The conversation turned to the potential nomination of Susan Rice to succeed Hillary Clinton as Secretary of State:
GREGORY: Senator, can Susan Rice be confirmed of Secretary of State if nominated by the president?
SEN. GRAHAM: I don’t know. You know, I’m deferential to the president’s picks. I voted for Kagan and Sotomayor. Senator Obama voted against John Bolton, Alito and Roberts. He had a very high bar for confirmation. I have a very low bar. I’m going to listen to what Susan Rice has to say, put her entire record in context, but I’m not going to give her a plus for passing on a narrative that was misleading to the American people…
GREGORY: You wouldn’t filibuster her nomination?
SEN. GRAHAM: …and whether she knew it was misleading or not. I’m going to wait and see what the State Department’s review has, but I’m very disappointed in Susan Rice, somebody who had nothing–who knew nothing about Benghazi, telling a story that was disconnected from reality that did make the president look good at a time when quite frankly the narrative should have been challenged, not reinforced that al Qaeda was dismantled. That’s what they wanted us to believe, that al Qaeda was dismantled, and Benghazi was exhibit A that that storyline was not working and was untrue.
Kudos to Lindsey Graham for that performance. As usual with Graham, the good was mixed with the bad. Like many Democrats and a few Republicans, Graham went on to criticize Mitt Romney for suggesting, after the election, that the Obama administration had spread around goodies to buy votes among its favored constituencies. Graham seemed to view this as a scandalous allegation, whereas, for anyone who has been paying attention, it is a succinct summary of the modus operandi and, in fact, the raison d’etre of the Democratic Party. Accusing the Democratic Party of buying votes with taxpayer money is like accusing Toyota of manufacturing automobiles. If I have time, I will get to that subject tomorrow. For now, let’s give Senator Graham one and a half cheers for his performance this morning.

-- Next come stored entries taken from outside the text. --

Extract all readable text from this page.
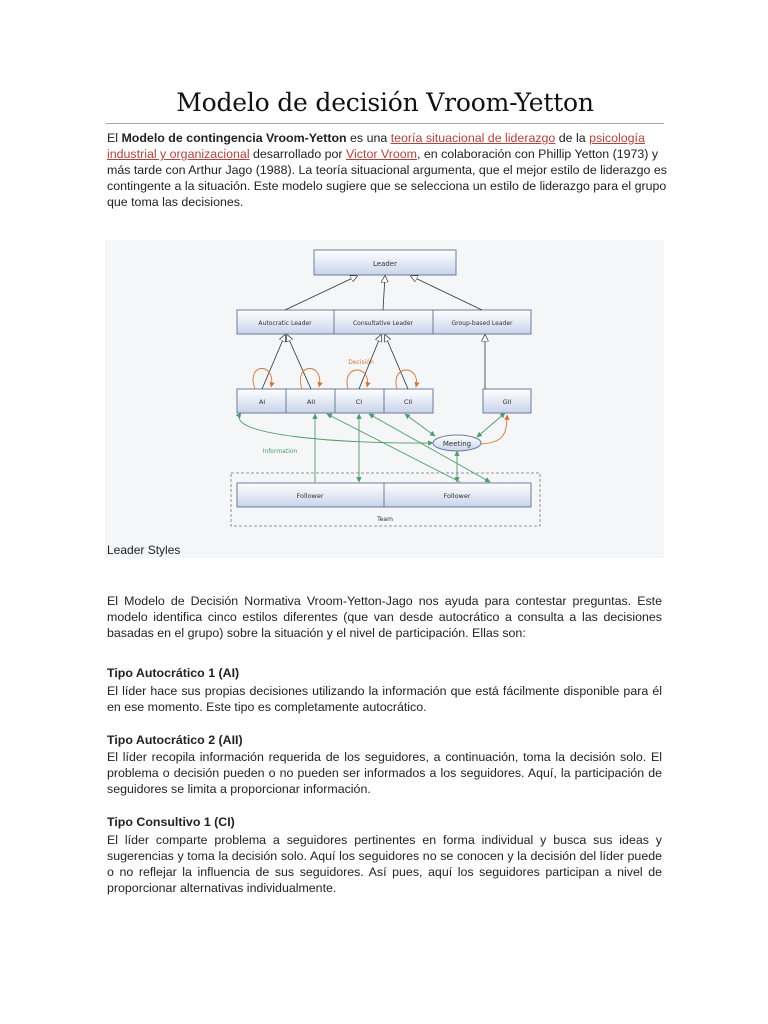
Modelo de decisión Vroom-Yetton

El Modelo de contingencia Vroom-Yetton es una teoría situacional de liderazgo de la psicología industrial y organizacional desarrollado por Victor Vroom, en colaboración con Phillip Yetton (1973) y más tarde con Arthur Jago (1988). La teoría situacional argumenta, que el mejor estilo de liderazgo es contingente a la situación. Este modelo sugiere que se selecciona un estilo de liderazgo para el grupo que toma las decisiones.

Leader
Autocratic Leader	Consultative Leader	Group-based Leader
AI	AII	CI	CII	GII
Decisión
Meeting
Information
Team
Follower	Follower
Leader Styles

El Modelo de Decisión Normativa Vroom-Yetton-Jago nos ayuda para contestar preguntas. Este modelo identifica cinco estilos diferentes (que van desde autocrático a consulta a las decisiones basadas en el grupo) sobre la situación y el nivel de participación. Ellas son:

Tipo Autocrático 1 (AI)

El líder hace sus propias decisiones utilizando la información que está fácilmente disponible para él en ese momento. Este tipo es completamente autocrático.

Tipo Autocrático 2 (AII)

El líder recopila información requerida de los seguidores, a continuación, toma la decisión solo. El problema o decisión pueden o no pueden ser informados a los seguidores. Aquí, la participación de seguidores se limita a proporcionar información.

Tipo Consultivo 1 (CI)

El líder comparte problema a seguidores pertinentes en forma individual y busca sus ideas y sugerencias y toma la decisión solo. Aquí los seguidores no se conocen y la decisión del líder puede o no reflejar la influencia de sus seguidores. Así pues, aquí los seguidores participan a nivel de proporcionar alternativas individualmente.
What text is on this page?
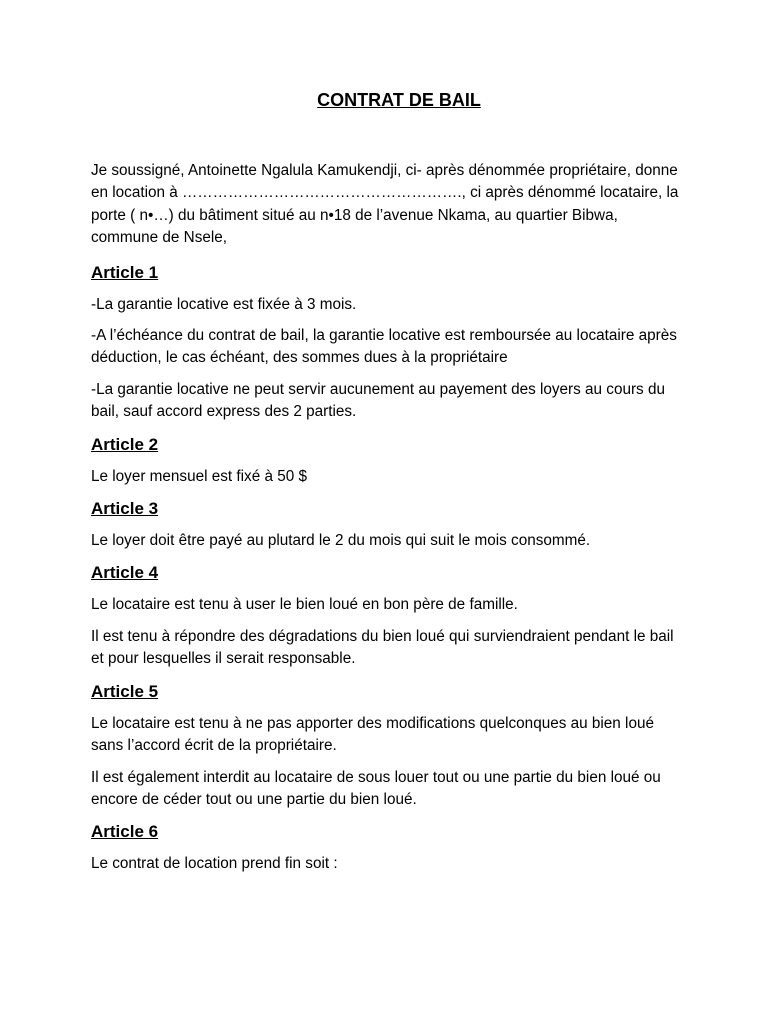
CONTRAT DE BAIL

Je soussigné, Antoinette Ngalula Kamukendji, ci- après dénommée propriétaire, donne en location à ………………………………………………., ci après dénommé locataire, la porte ( n•…) du bâtiment situé au n•18 de l’avenue Nkama, au quartier Bibwa, commune de Nsele,

Article 1

-La garantie locative est fixée à 3 mois.

-A l’échéance du contrat de bail, la garantie locative est remboursée au locataire après déduction, le cas échéant, des sommes dues à la propriétaire

-La garantie locative ne peut servir aucunement au payement des loyers au cours du bail, sauf accord express des 2 parties.

Article 2

Le loyer mensuel est fixé à 50 $

Article 3

Le loyer doit être payé au plutard le 2 du mois qui suit le mois consommé.

Article 4

Le locataire est tenu à user le bien loué en bon père de famille.

Il est tenu à répondre des dégradations du bien loué qui surviendraient pendant le bail et pour lesquelles il serait responsable.

Article 5

Le locataire est tenu à ne pas apporter des modifications quelconques au bien loué sans l’accord écrit de la propriétaire.

Il est également interdit au locataire de sous louer tout ou une partie du bien loué ou encore de céder tout ou une partie du bien loué.

Article 6

Le contrat de location prend fin soit :
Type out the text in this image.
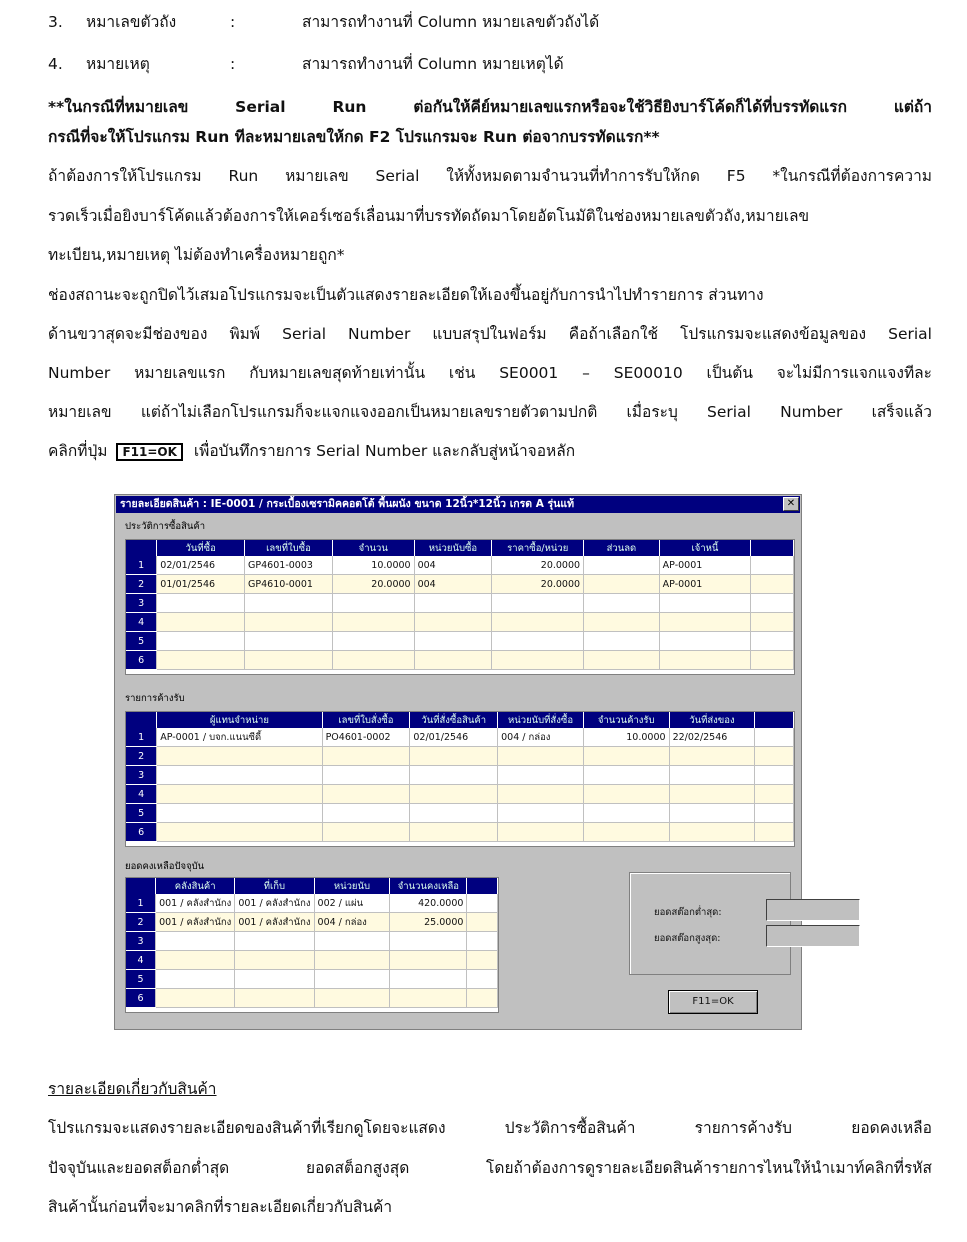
3. หมาเลขตัวถัง	:	สามารถทำงานที่ Column หมายเลขตัวถังได้
4. หมายเหตุ	:	สามารถทำงานที่ Column หมายเหตุได้
**ในกรณีที่หมายเลข Serial Run ต่อกันให้คีย์หมายเลขแรกหรือจะใช้วิธียิงบาร์โค้ดก็ได้ที่บรรทัดแรก แต่ถ้า
กรณีที่จะให้โปรแกรม Run ทีละหมายเลขให้กด F2 โปรแกรมจะ Run ต่อจากบรรทัดแรก**
ถ้าต้องการให้โปรแกรม Run หมายเลข Serial ให้ทั้งหมดตามจำนวนที่ทำการรับให้กด F5 *ในกรณีที่ต้องการความ
รวดเร็วเมื่อยิงบาร์โค้ดแล้วต้องการให้เคอร์เซอร์เลื่อนมาที่บรรทัดถัดมาโดยอัตโนมัติในช่องหมายเลขตัวถัง,หมายเลข
ทะเบียน,หมายเหตุ ไม่ต้องทำเครื่องหมายถูก*
ช่องสถานะจะถูกปิดไว้เสมอโปรแกรมจะเป็นตัวแสดงรายละเอียดให้เองขึ้นอยู่กับการนำไปทำรายการ ส่วนทาง
ด้านขวาสุดจะมีช่องของ พิมพ์ Serial Number แบบสรุปในฟอร์ม คือถ้าเลือกใช้ โปรแกรมจะแสดงข้อมูลของ Serial
Number หมายเลขแรก กับหมายเลขสุดท้ายเท่านั้น เช่น SE0001 – SE00010 เป็นต้น จะไม่มีการแจกแจงทีละ
หมายเลข แต่ถ้าไม่เลือกโปรแกรมก็จะแจกแจงออกเป็นหมายเลขรายตัวตามปกติ เมื่อระบุ Serial Number เสร็จแล้ว
คลิกที่ปุ่ม F11=OK เพื่อบันทึกรายการ Serial Number และกลับสู่หน้าจอหลัก
รายละเอียดสินค้า : IE-0001 / กระเบื้องเซรามิคคอตโต้ พื้นผนัง ขนาด 12นิ้ว*12นิ้ว เกรด A รุ่นแท้	✕
ประวัติการซื้อสินค้า
	วันที่ซื้อ	เลขที่ใบซื้อ	จำนวน	หน่วยนับซื้อ	ราคาซื้อ/หน่วย	ส่วนลด	เจ้าหนี้	
1	02/01/2546	GP4601-0003	10.0000	004	20.0000		AP-0001	
2	01/01/2546	GP4610-0001	20.0000	004	20.0000		AP-0001	
3								
4								
5								
6								
รายการค้างรับ
	ผู้แทนจำหน่าย	เลขที่ใบสั่งซื้อ	วันที่สั่งซื้อสินค้า	หน่วยนับที่สั่งซื้อ	จำนวนค้างรับ	วันที่ส่งของ	
1	AP-0001 / บจก.แนนซีดี้	PO4601-0002	02/01/2546	004 / กล่อง	10.0000	22/02/2546	
2							
3							
4							
5							
6							
ยอดคงเหลือปัจจุบัน
	คลังสินค้า	ที่เก็บ	หน่วยนับ	จำนวนคงเหลือ	
1	001 / คลังสำนักง	001 / คลังสำนักง	002 / แผ่น	420.0000	
2	001 / คลังสำนักง	001 / คลังสำนักง	004 / กล่อง	25.0000	
3					
4					
5					
6					
ยอดสต๊อกต่ำสุด:
ยอดสต๊อกสูงสุด:
F11=OK
รายละเอียดเกี่ยวกับสินค้า
โปรแกรมจะแสดงรายละเอียดของสินค้าที่เรียกดูโดยจะแสดง ประวัติการซื้อสินค้า รายการค้างรับ ยอดคงเหลือ
ปัจจุบันและยอดสต็อกต่ำสุด ยอดสต็อกสูงสุด โดยถ้าต้องการดูรายละเอียดสินค้ารายการไหนให้นำเมาท์คลิกที่รหัส
สินค้านั้นก่อนที่จะมาคลิกที่รายละเอียดเกี่ยวกับสินค้า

PAUL adds: I call Lindsey Graham “the Arlen Specter of the South.” Like Specter, Graham is fond of reaching across the aisle to sell out conservatives, and doing so ostentatiously. Graham doesn’t stick it conservatives as much as Specter did; he couldn’t and still be elected in South Carolina. But for a Southern Republican, Graham is too cozy with liberal Democrats too often, and seems to enjoy it too much.
Graham resembles Specter in another respect — when he’s on our side, he’s a big asset. Specter demonstrated this during Clarence Thomas’ confirmation hearings and, years later, during Samuel Alito’s. For his part, Graham has been an asset in debates about Iraq and Afghanistan over the years, for example.
So Graham’s interest in, and outrage over, Benghazigate is welcome. If he leads the Republican charge with his usual doggedness and flamboyance, I’ll supply the half of a cheer.